Dies ist ein gewichtiges Buch, ein opus magnum im mehrfachen Wortsinn. Hans Joas, geboren 1948, zuletzt in Erfurt und Chicago tätig und mittlerweile seit über zehn Jahren mit einer Honorarprofessur an der Berliner Humboldt-Universität betraut, bringt damit eine Trilogie zum Abschluss, in der er sich der Geschichte von Religion und Macht in der Moderne widmet. Standen in den Vorgängerbänden Die Macht des Heiligen (2017) und Im Bannkreis der Freiheit (2020) noch die kritische Auseinandersetzung mit den klassischen Verhältnisbestimmungen bei Max Weber beziehungsweise Georg Friedrich Hegel im Zentrum, so ist dem renommierten Soziologen diesmal stärker an einer eigenen konstruktiven Entfaltung gelegen.
Sein erklärtes Ziel ist dabei kein geringeres als eine „Globalgeschichte des moralischen Universalismus“. Dahinter verbirgt sich im vorliegenden Fall allerdings keine ideengeschichtliche Tour d’horizon. Vielmehr geht Joas von der These aus, dass moralischer Universalismus als Produkt der Auseinandersetzung mit dem zu verstehen sei, was er „politischen Universalismus“ nennt, mithin das imperiale Streben nach Expansion und Machterweiterung. Der Fokus richtet sich also auf die Geschichte von Imperien. Wie unterschiedlich sich moralischer Universalismus in verschiedenen zeitgeschichtlichen Kontexten darstellt und welche Wechselwirkung zu den jeweiligen Machtverhältnissen sich daraus ergibt, veranschaulicht Joas unter anderem am Beispiel Chinas, wo im Konfuzianismus der moralische Universalismus Teil einer imperialen Ideologie wird, aber auch am Wirken des Dominikanermönches Bartolomé de Las Casas, der im Mexiko des 16. Jahrhunderts gegen die koloniale Ausbeutung der einheimischen Bevölkerung zu argumentieren beginnt.

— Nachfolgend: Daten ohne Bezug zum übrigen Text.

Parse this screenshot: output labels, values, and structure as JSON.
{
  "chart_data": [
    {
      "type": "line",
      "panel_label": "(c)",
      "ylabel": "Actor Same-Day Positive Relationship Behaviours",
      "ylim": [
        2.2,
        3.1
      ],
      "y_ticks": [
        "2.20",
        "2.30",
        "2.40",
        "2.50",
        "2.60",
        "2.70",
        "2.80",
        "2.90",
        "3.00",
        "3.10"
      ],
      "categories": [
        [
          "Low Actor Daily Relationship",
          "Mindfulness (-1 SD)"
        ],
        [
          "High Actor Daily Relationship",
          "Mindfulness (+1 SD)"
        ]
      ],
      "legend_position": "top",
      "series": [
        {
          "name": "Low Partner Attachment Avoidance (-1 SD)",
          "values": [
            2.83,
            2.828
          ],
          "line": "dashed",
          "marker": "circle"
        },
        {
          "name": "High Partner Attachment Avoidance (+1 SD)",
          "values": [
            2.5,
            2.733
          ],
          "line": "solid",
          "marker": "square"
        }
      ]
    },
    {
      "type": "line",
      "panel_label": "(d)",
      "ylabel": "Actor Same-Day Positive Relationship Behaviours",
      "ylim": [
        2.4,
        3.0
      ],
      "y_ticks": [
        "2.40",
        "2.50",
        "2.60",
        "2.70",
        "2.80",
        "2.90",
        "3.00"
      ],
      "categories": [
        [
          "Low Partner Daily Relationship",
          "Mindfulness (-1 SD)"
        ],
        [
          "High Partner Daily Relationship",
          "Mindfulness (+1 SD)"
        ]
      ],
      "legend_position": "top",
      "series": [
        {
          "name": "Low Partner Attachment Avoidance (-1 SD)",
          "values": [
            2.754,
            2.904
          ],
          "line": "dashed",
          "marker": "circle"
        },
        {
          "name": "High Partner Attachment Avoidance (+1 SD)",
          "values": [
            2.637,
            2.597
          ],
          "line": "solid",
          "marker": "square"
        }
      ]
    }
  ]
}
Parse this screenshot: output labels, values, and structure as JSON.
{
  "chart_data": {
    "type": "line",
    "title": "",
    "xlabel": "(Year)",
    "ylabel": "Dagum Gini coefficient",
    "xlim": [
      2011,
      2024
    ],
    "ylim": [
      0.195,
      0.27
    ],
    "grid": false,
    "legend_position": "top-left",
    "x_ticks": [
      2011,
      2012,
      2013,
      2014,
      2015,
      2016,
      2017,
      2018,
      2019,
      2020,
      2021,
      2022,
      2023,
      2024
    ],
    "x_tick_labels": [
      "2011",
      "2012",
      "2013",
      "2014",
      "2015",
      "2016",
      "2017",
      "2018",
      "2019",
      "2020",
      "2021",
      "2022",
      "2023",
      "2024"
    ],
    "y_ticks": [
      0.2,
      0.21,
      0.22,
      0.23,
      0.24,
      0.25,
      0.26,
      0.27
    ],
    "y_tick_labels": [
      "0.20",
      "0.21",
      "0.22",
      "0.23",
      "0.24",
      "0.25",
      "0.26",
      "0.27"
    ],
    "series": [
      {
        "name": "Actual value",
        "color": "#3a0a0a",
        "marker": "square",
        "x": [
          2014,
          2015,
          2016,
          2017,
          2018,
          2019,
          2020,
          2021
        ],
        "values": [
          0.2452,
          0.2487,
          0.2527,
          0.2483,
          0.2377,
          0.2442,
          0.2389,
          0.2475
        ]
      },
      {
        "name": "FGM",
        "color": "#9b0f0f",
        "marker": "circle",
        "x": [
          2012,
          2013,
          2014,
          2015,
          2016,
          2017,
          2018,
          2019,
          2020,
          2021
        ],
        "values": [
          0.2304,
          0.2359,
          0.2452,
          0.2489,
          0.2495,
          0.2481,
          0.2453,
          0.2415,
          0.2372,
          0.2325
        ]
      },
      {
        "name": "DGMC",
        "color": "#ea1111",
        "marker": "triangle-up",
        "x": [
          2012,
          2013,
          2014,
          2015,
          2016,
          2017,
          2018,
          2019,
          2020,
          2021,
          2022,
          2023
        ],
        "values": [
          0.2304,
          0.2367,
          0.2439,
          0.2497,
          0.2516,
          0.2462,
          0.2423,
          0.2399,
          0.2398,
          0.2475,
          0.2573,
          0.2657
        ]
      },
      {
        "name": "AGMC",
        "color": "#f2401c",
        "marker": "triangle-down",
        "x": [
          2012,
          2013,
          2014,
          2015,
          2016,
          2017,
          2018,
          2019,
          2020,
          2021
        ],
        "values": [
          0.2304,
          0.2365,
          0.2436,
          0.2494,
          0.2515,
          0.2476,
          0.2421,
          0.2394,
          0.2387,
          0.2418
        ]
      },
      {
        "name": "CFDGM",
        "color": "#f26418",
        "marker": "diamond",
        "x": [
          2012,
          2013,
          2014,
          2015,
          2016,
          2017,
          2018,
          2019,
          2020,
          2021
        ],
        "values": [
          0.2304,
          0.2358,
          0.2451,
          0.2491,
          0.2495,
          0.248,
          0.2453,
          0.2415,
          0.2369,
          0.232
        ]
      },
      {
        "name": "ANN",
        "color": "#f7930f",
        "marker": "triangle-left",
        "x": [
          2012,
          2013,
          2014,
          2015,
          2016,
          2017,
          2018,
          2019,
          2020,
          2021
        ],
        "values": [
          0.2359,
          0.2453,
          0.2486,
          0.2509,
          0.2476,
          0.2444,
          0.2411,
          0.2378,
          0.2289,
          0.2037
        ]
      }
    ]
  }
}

Was Omri Boehm jüngst nur gefordert hat, versucht Hans Joas dabei als Arbeitsprogramm einzulösen: nämlich auch nicht-christliche und nicht-europäische Traditionen stärker zu berücksichtigen und damit die faktische Pluralität des Universalismus zu zeigen. So kommt neben dem antiken Griechenland und den christlich geprägten Imperien auch Indien in den Blick, in einem relativ spät angesetzten Überblickskapitel auch die islamische Welt. Indigene Ethiken thematisiert Joas leider nur am Rande, und auch die zeitgenössische Diskussion um die Allgemeingültigkeit der Menschenrechte in aktuellen Debatten wird nur gestreift. Nicht um Tagesaktualität geht es Joas, auch nicht um ein oberflächlich politisches Plädoyer, sondern um eine „affirmative Genealogie“, die – im sorgfältig recherchierten Gang durch das exemplarische Material – vor Geschichtsvergessenheit und Selbstgerechtigkeit warnen will. Dazu gehört einerseits, immer wieder auf die ambivalente bis offen gewalttätige Rolle der Religion in der Verteidigung eines moralischen Universalismus hinzuweisen. Andererseits erscheinen vermeintlich altbekannte Geschichtserzählungen wie die von der Amerikanischen oder der Französischen Revolution in einem anderen, deutlich eingetrübten Licht, sobald der kolonialen wie der globalen Perspektive mehr Beachtung geschenkt wird. So erweitert sich der heute gebotene moralische Universalismus bei Joas um eine Haltung, die der eigenen Tradition mit Demut und Selbstkritik, anderen dagegen aufgeschlossen und lernbereit begegnet.
Wer sich auf dieses Opus magnum einlässt, wird also nicht nur belohnt mit transparenten Argumentationslinien, einer Fülle an aufschlussreichen Details und einer klaren Sprache, der man ihre Nähe zur angloamerikanischen Schreibtradition auf das Angenehmste anmerkt. Am Ende steht auch die Einsicht, dass zwar die Lage des moralischen Universalismus „immer und überall prekär bleiben“ wird, eine universalistisch gesinnte Praxis aber in jedem denkbaren Kontext Wurzeln fassen kann.
Julia Koll
Prof. Dr. Julia Koll ist Direktorin der Evangelischen Akademie Loccum.